A study led by St. Jude Children’s Research Hospital scientists has identified the population of white blood cells that tumors use to enhance growth and suppress the disease-fighting immune system. The results, which appear in the December 18 edition of the scientific journal Immunity, mark a turning point in cancer immunology and provide the foundation for developing more effective immunotherapies.
For years, researchers have known that a diverse group of white blood cells called myeloid-derived suppressor cells (MDSC) are more abundant in cancer patients than in healthy individuals. The cells enhance cancer growth and suppress the specialized T cells that target and destroy tumor cells. MDSCs have a common origin in the bone marrow, but leave to travel throughout the body and become immune cells with different functions. Blocking T cells is one of the main MDSC functions.
Until now, however, efforts to distinguish among the cell types and identify the population responsible for anti-tumor immune suppression have fallen short. The puzzle has hampered efforts to harness the immune system to fight disease.
Working in the laboratory and in mouse models of cancer, researchers on this study showed immune suppression associated with MDSCs is primarily the work of a type of white blood cells called monocytes. Monocytes give rise to macrophages that help clean up dead or damaged tissue, fight cancer and regulate the immune response.
“We have identified the monocytic cells as the important cell to target, not only in cancer but possibly for treatment of autoimmune disorders like rheumatoid arthritis or inflammatory bowel diseases where dampening the immune response could provide relief,” said corresponding author Peter Murray, Ph.D., a member of the St. Jude departments of Infectious Diseases and Immunology. “We also identified growth factors and other molecules essential to the survival and function of these monocytic cells. Targeting these molecules could lead to more precise approaches for controlling the immune response at the tumor site.
“This study marks a significant step in efforts to understand, develop and optimize immunotherapies for treatment of cancer,” he said.

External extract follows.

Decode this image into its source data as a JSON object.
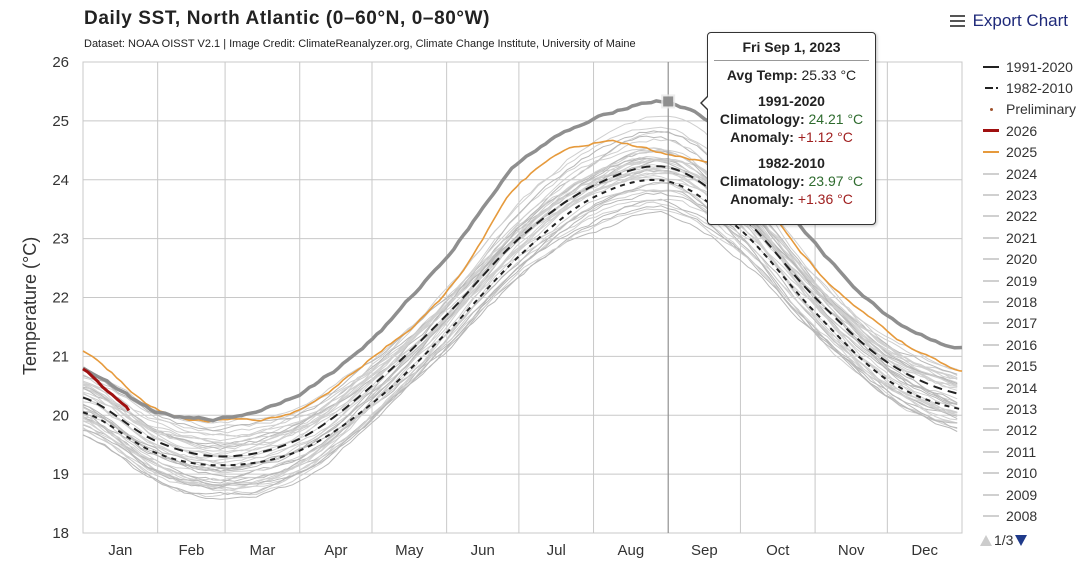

Murray’s interest in MDSCs dates to 2008 and coincided with research from other St. Jude investigators. Their studies provided insight into regulation of two forms of programmed cell-death pathways known as apoptosis and necroptosis. Cells use the pathways to get rid of damaged, dangerous or unneeded cells.
From the laboratory of co-author Joseph Opferman, Ph.D., an associate member of the St. Jude Department of Cell and Molecular Biology, came evidence that switching off the MCL1 gene in bone marrow led to the death of granulocytes, but not monocytes, via apoptosis. Then work from Douglas Green, Ph.D., chair of the St. Jude Department of Immunology, highlighted the protein FLIP as a key regulator of both apoptosis and necroptosis. Selectively eliminating FLIP in mice resulted in an over-abundance of granulocytes and a reduction in monocytes and related cells.
In this study, researchers selectively eliminated MCL1 or FLIP to track how the loss of granulocytes or monocytes affected T cells in the laboratory and in mouse models of neuroblastoma and other cancers. The results showed that monocytic cells are primarily responsible for T cell suppression around tumors. Scientists are still determining the role of the granulocytes in tumors.
“We’ve known for decades that cancer has harnessed the immune system to keep pumping out large numbers of mature and immature myeloid cells from the bone marrow,” Murray said. “Collaborating with the Opferman and Green laboratories gave us the tools we need to discriminate between the cell populations and identify monocytic cells as the important cells to target with immunotherapies.”
The work also provided new details of how FLIP, MCL1 and the MCL1-like protein A1 work together to ensure survival of the monocytic population of MDSCs. For example, FLIP blocks programmed cell death via apoptosis and necrosis, but researchers showed that survival of monocytic cells required inhibition of just the apoptotic pathway. Investigators also identified the growth factor that regulates production of A1, which in the absence of MCL1 can block the death of monocytes by blocking one of the cell death pathways.
The first author is Jessica Haverkamp, Ph.D., a postdoctoral fellow in Murray’s laboratory. The other authors are Amber Smith, Ricardo Weinlich, Christopher Dillon, Geoffrey Neale and Brian Koss, all of St. Jude; Joseph Qualls, formerly of St. Jude; Young Kim, Johns Hopkins School of Medicine, Baltimore; Vincenzo Bronte, Verona University Hospital and Department of Pathology, Verona, Italy; and Marco Herold, Walter and Eliza Hall Institute of Medical Research, Victoria, Australia.
The research was funded in part by the Hartwell Foundation, Alex’s Lemonade Stand Foundation, a grant (CA21765) from the National Cancer Institute at the National Institutes of Health and ALSAC.